Trials have been conducted in a steel plant result of which has been shown above. The wire used was the conventional calcium-iron material bearing wire of 13 mm diameter with 0.4 mm sheath thickness and the injection was done at a steel bath temperature of 1630° C. when the liquidus of bath was 1525° C. The reduction of injection speed (V) from 240 m/min to 150 m/min has shown an improvement in the yield of calcium as shown in FIG. 3.

The next phase of trial was conducted using 16 mm calcium iron material bearing wire having 0.4 mm sheath thickness.
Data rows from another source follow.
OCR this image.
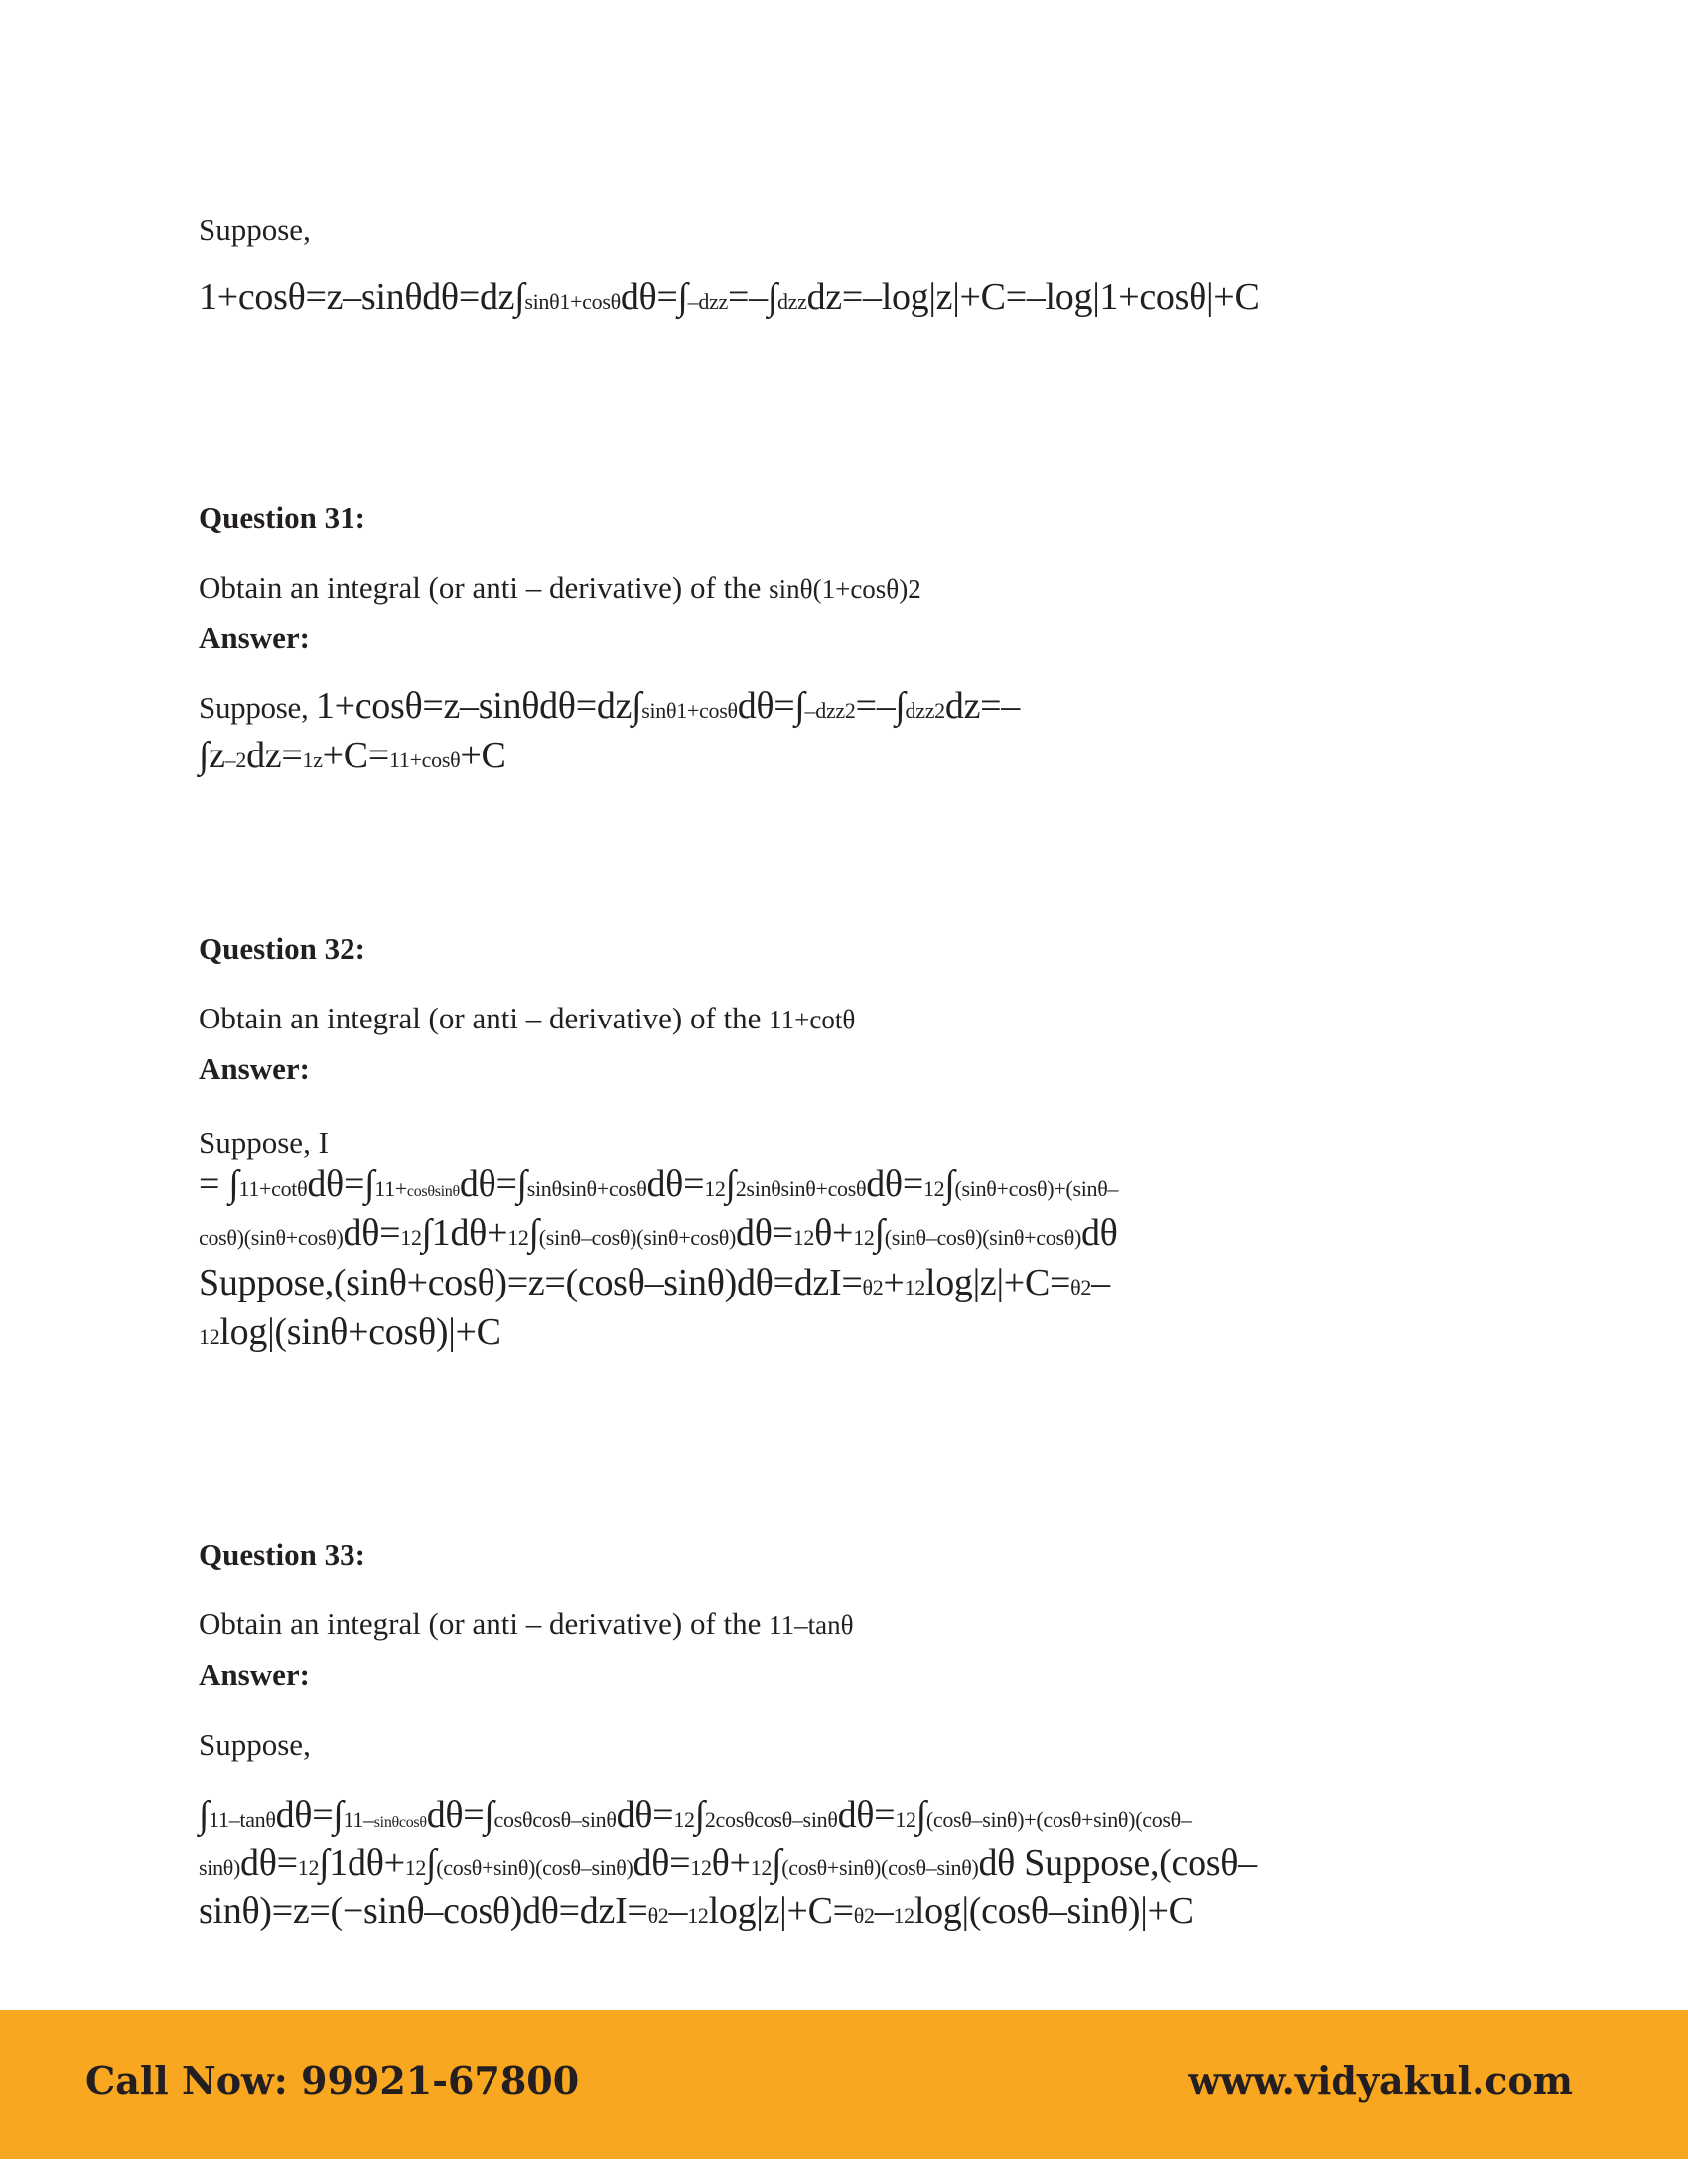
Suppose,
1+cosθ=z–sinθdθ=dz∫sinθ1+cosθdθ=∫–dzz=–∫dzzdz=–log|z|+C=–log|1+cosθ|+C
Question 31:
Obtain an integral (or anti – derivative) of the sinθ(1+cosθ)2
Answer:
Suppose, 1+cosθ=z–sinθdθ=dz∫sinθ1+cosθdθ=∫–dzz2=–∫dzz2dz=–
∫z–2dz=1z+C=11+cosθ+C
Question 32:
Obtain an integral (or anti – derivative) of the 11+cotθ
Answer:
Suppose, I
= ∫11+cotθdθ=∫11+cosθsinθdθ=∫sinθsinθ+cosθdθ=12∫2sinθsinθ+cosθdθ=12∫(sinθ+cosθ)+(sinθ–
cosθ)(sinθ+cosθ)dθ=12∫1dθ+12∫(sinθ–cosθ)(sinθ+cosθ)dθ=12θ+12∫(sinθ–cosθ)(sinθ+cosθ)dθ
Suppose,(sinθ+cosθ)=z=(cosθ–sinθ)dθ=dzI=θ2+12log|z|+C=θ2–
12log|(sinθ+cosθ)|+C
Question 33:
Obtain an integral (or anti – derivative) of the 11–tanθ
Answer:
Suppose,
∫11–tanθdθ=∫11–sinθcosθdθ=∫cosθcosθ–sinθdθ=12∫2cosθcosθ–sinθdθ=12∫(cosθ–sinθ)+(cosθ+sinθ)(cosθ–
sinθ)dθ=12∫1dθ+12∫(cosθ+sinθ)(cosθ–sinθ)dθ=12θ+12∫(cosθ+sinθ)(cosθ–sinθ)dθ Suppose,(cosθ–
sinθ)=z=(−sinθ–cosθ)dθ=dzI=θ2–12log|z|+C=θ2–12log|(cosθ–sinθ)|+C
Call Now: 99921-67800	www.vidyakul.com
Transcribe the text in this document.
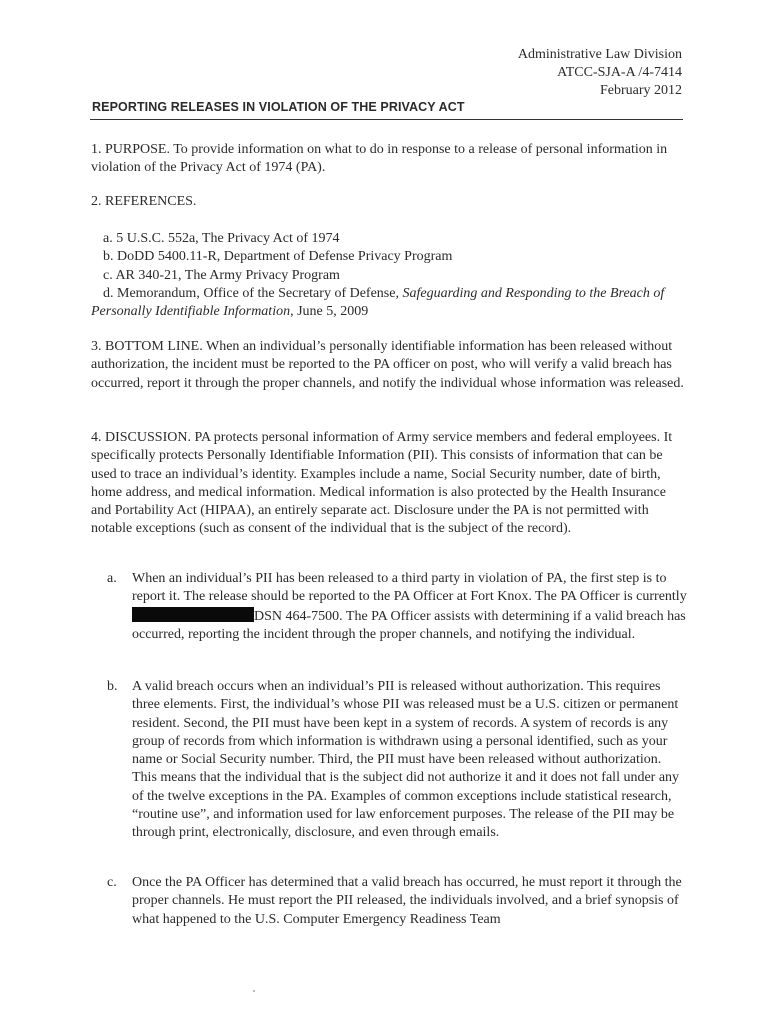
Administrative Law Division
ATCC-SJA-A /4-7414
February 2012
REPORTING RELEASES IN VIOLATION OF THE PRIVACY ACT
1. PURPOSE. To provide information on what to do in response to a release of personal information in violation of the Privacy Act of 1974 (PA).
2. REFERENCES.
a. 5 U.S.C. 552a, The Privacy Act of 1974
b. DoDD 5400.11-R, Department of Defense Privacy Program
c. AR 340-21, The Army Privacy Program
d. Memorandum, Office of the Secretary of Defense, Safeguarding and Responding to the Breach of Personally Identifiable Information, June 5, 2009
3. BOTTOM LINE. When an individual’s personally identifiable information has been released without authorization, the incident must be reported to the PA officer on post, who will verify a valid breach has occurred, report it through the proper channels, and notify the individual whose information was released.
4. DISCUSSION. PA protects personal information of Army service members and federal employees. It specifically protects Personally Identifiable Information (PII). This consists of information that can be used to trace an individual’s identity. Examples include a name, Social Security number, date of birth, home address, and medical information. Medical information is also protected by the Health Insurance and Portability Act (HIPAA), an entirely separate act. Disclosure under the PA is not permitted with notable exceptions (such as consent of the individual that is the subject of the record).
a.	When an individual’s PII has been released to a third party in violation of PA, the first step is to report it. The release should be reported to the PA Officer at Fort Knox. The PA Officer is currently DSN 464-7500. The PA Officer assists with determining if a valid breach has occurred, reporting the incident through the proper channels, and notifying the individual.
b.	A valid breach occurs when an individual’s PII is released without authorization. This requires three elements. First, the individual’s whose PII was released must be a U.S. citizen or permanent resident. Second, the PII must have been kept in a system of records. A system of records is any group of records from which information is withdrawn using a personal identified, such as your name or Social Security number. Third, the PII must have been released without authorization. This means that the individual that is the subject did not authorize it and it does not fall under any of the twelve exceptions in the PA. Examples of common exceptions include statistical research, “routine use”, and information used for law enforcement purposes. The release of the PII may be through print, electronically, disclosure, and even through emails.
c.	Once the PA Officer has determined that a valid breach has occurred, he must report it through the proper channels. He must report the PII released, the individuals involved, and a brief synopsis of what happened to the U.S. Computer Emergency Readiness Team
The further improvement in the yield is evident from the FIG. 3. The reduction in material consumption to achieve the same level of treatment efficiency is shown in FIG. 4.

Claims

1. A cored wire injection process for introducing fluxes and alloying additives in a liquid steel bath after adjusting a bath temperature and a chemistry of liquid steel in a secondary treatment unit, a ladle of said treatment unit having a bath depth, said injection process comprising the steps of:

determining dimensions of a prefabricated cored wire containing the fluxes and alloying additives based upon a grade of the liquid steel in the liquid steel bath, the bath temperature, a size of the ladle, the bath depth of the ladle, and properties of a cored wire material, wherein the dimensions of the prefabricated cored wire are determined for maximum utilization of said additives;

determining a speed of injection of the prefabricated cored wire into the ladle based upon the grade of the liquid steel in the liquid steel bath, the bath temperature, the size of the ladle, the bath depth of the ladle, and the properties of the cored wire material;

providing a prefabricated cored wire containing the fluxes and alloying additives and having the determined dimensions;

injecting the prefabricated cored wire into the ladle at the determined speed of injection; and

releasing said additives from the prefabricated cored wire very close to a bottom of the ladle at a depth approximately equal to the bath depth.

2. The process as claimed in claim 1, wherein the bath temperature is approximately 1630° C., the bath depth is 3 m, the dimensions of the prefabricated cored wire are 18 mm in diameter and 0.8 mm in sheath thickness, and the injection speed is approximately 110 m/min.

3. The process as claimed in claim 1, wherein the ladle is a 140 ton ladle.

4. The process as claimed in claim 1, wherein said additive is a ferro-alloy material.

5. The process as claimed in claim 1, wherein said additive is a calcium bearing material.

6. The process as claimed in claim 5, wherein said calcium bearing material comprises calcium-silicide.

7. The process as claimed in claim 5, wherein said calcium bearing material comprises calcium iron.